Process / Subsystems of Formal Control System 


A formal control system consists of the following subsystems:

1) Management Style and Culture of the Organization :
Management styles may be summarized on continuum between highly directive or autocratic styles (external styles) and highly participative styles (internal styles). There is also one more management style which is the combination of external and internal style, known as Mixed Style. Style influences the design of management systems in that, these systems serve management and should fit the way management chooses in operate. The corporate culture consists of shared values, common perceptions and common decision premises applied by organization's participants to the activities and problems of the organization.

2) Formal Control Process :
Two distinct formal planning processes are strategic planning and operations planning. There are two budgets: one for operations and the other for strategy. There are two sets of reports : one for strategic reports and the other for operating activities. Monthly, quarterly and yearly to date comparisons are made and detailed operating variances are calculated to assess progress towards achieving operating plans. Reporting against strategic plans accompany action programme of projects that are monitored over time.

3) Infrastructure :
The infrastructure consists of organization structure and patterns of autonomy. The corporate structure needs to embody provisions for both the strategic and operational mode of operations. One for strategic business planning is to create Strategic Business Units (SBUs) at various levels of the organization. An SBU is defined for those parts of business that can relate to an established outside market, including competitors. Profit centers are then established at various levels below the SBU level. Each of the profit centers acts like a small business organization with profit responsibility.

4) Rewards : 
Rewards must match incentives to the value contribution of individuals in the organization. Incentives take the form of materialistic and non-materialistic inducements and include all forms of monetary compensation together with non-monetary forms. The reward system should emphasize individual and group performances as well as operating and strategic performance. Formal reward programmes are necessary to reward performance on all four dimensions.

5) Coordination and Integration Mechanisms : 
Two management committees with overlapping membership strategy committee and operating management committee, one for strategy and the other for operations, are helpful for resource allocation, decision-making and conflict resolving. Formal meetings of the key managers of the organization including those at the profit center level are held periodically to formalize the results of the planning process, to enhance communication and each manager makes a commitment of what is proposed.

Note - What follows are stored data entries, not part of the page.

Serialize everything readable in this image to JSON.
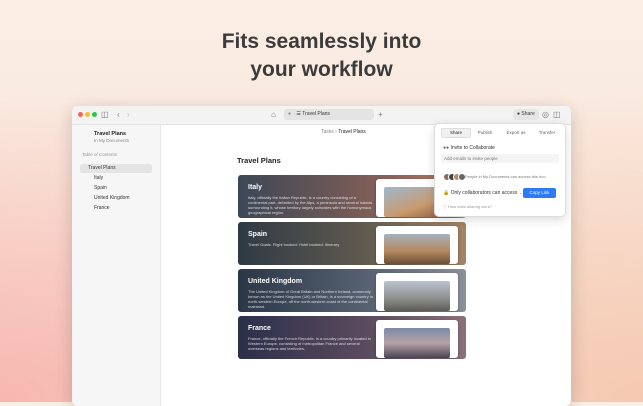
{
  "headline": [
    "Fits seamlessly into",
    "your workflow"
  ],
  "window": {
    "tab_title": "Travel Plans",
    "share_label": "Share"
  },
  "sidebar": {
    "doc_title": "Travel Plans",
    "doc_location": "In My Documents",
    "toc_label": "Table of Contents",
    "items": [
      {
        "label": "Travel Plans",
        "active": true
      },
      {
        "label": "Italy"
      },
      {
        "label": "Spain"
      },
      {
        "label": "United Kingdom"
      },
      {
        "label": "France"
      }
    ]
  },
  "breadcrumb": {
    "parent": "Tasks",
    "separator": "›",
    "current": "Travel Plans"
  },
  "document": {
    "title": "Travel Plans",
    "cards": [
      {
        "title": "Italy",
        "description": "Italy, officially the Italian Republic, is a country consisting of a continental part, delimited by the Alps, a peninsula and several islands surrounding it, whose territory largely coincides with the homonymous geographical region."
      },
      {
        "title": "Spain",
        "description": "Travel Goals: Flight booked: Hotel booked: Itinerary"
      },
      {
        "title": "United Kingdom",
        "description": "The United Kingdom of Great Britain and Northern Ireland, commonly known as the United Kingdom (UK) or Britain, is a sovereign country in north-western Europe, off the north-western coast of the continental mainland."
      },
      {
        "title": "France",
        "description": "France, officially the French Republic, is a country primarily located in Western Europe, consisting of metropolitan France and several overseas regions and territories."
      }
    ]
  },
  "share_popover": {
    "tabs": [
      "Share",
      "Publish",
      "Export as",
      "Transfer"
    ],
    "invite_title": "Invite to Collaborate",
    "email_placeholder": "Add emails to invite people",
    "people_text": "People in My Documents can access this doc",
    "access_text": "Only collaborators can access",
    "copy_button": "Copy Link",
    "help_text": "How does sharing work?"
  },
  "colors": {
    "accent": "#2f7bf5",
    "close": "#ff5f57",
    "minimize": "#febc2e",
    "zoom": "#28c840"
  },
  "icons": [
    "sidebar-toggle-icon",
    "back-arrow-icon",
    "forward-arrow-icon",
    "home-icon",
    "lock-icon",
    "plus-icon",
    "person-icon",
    "bell-icon",
    "sidebar-right-icon",
    "document-icon",
    "users-icon"
  ]
}
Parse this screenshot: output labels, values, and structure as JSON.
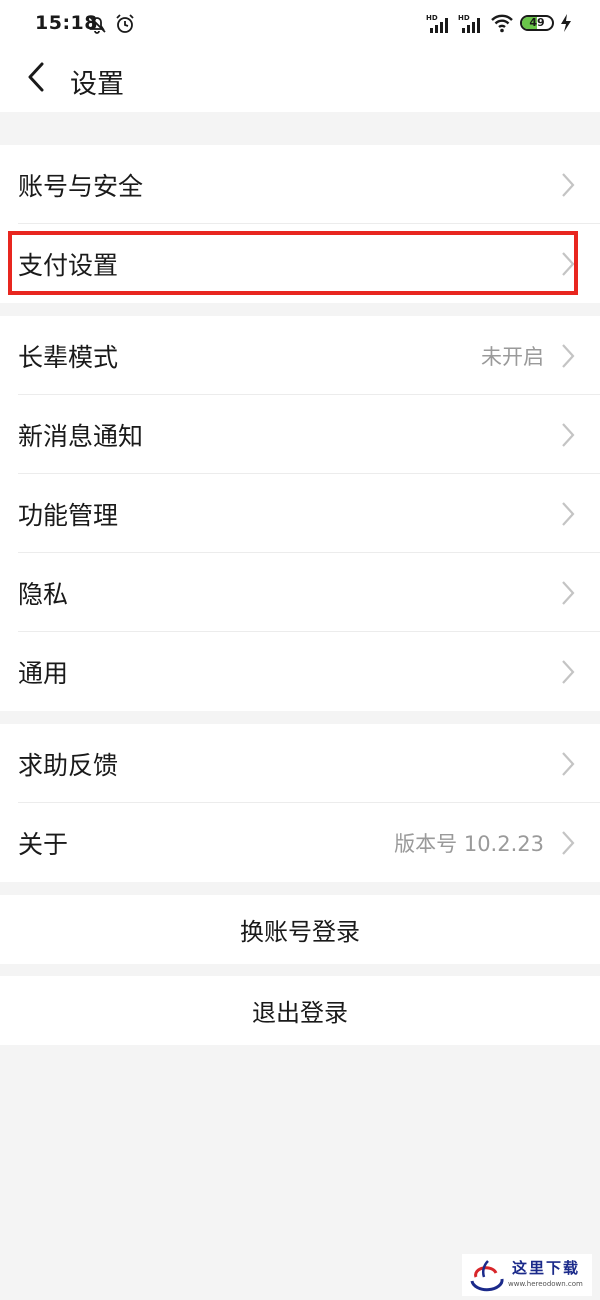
{
  "status_bar": {
    "time": "15:18",
    "icons_left": [
      "mute-bell-icon",
      "alarm-clock-icon"
    ],
    "icons_right": [
      "hd-signal-icon",
      "hd-signal-icon",
      "wifi-icon",
      "battery-icon",
      "charging-icon"
    ],
    "network_tag_1": "HD",
    "network_tag_2": "HD",
    "battery_percent": "49",
    "battery_level": 0.49,
    "battery_color": "#6ac54a"
  },
  "header": {
    "back_icon": "chevron-left-icon",
    "title": "设置"
  },
  "groups": [
    {
      "items": [
        {
          "label": "账号与安全",
          "value": ""
        },
        {
          "label": "支付设置",
          "value": ""
        }
      ]
    },
    {
      "items": [
        {
          "label": "长辈模式",
          "value": "未开启"
        },
        {
          "label": "新消息通知",
          "value": ""
        },
        {
          "label": "功能管理",
          "value": ""
        },
        {
          "label": "隐私",
          "value": ""
        },
        {
          "label": "通用",
          "value": ""
        }
      ]
    },
    {
      "items": [
        {
          "label": "求助反馈",
          "value": ""
        },
        {
          "label": "关于",
          "value": "版本号 10.2.23"
        }
      ]
    }
  ],
  "actions": {
    "switch_account": "换账号登录",
    "logout": "退出登录"
  },
  "highlight_color": "#e8261f",
  "watermark": {
    "text": "这里下载",
    "url": "www.hereodown.com"
  }
}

Each of the above sub-systems is further sub-divided into their components as indicated below:

formal control systems

The formal control systems focus upon the needs of customers and markets. They should be consistent with and supportive of the informal systems of the organization. They help in managing the short-term goals of the organization and the innovations which help it (organization) to meet the challenges of the future. It is necessary for a designer to understand the structure, policies and procedures of the organization in order to develop a structure for a formal control system as this structure is a relatively permanent part of a control system.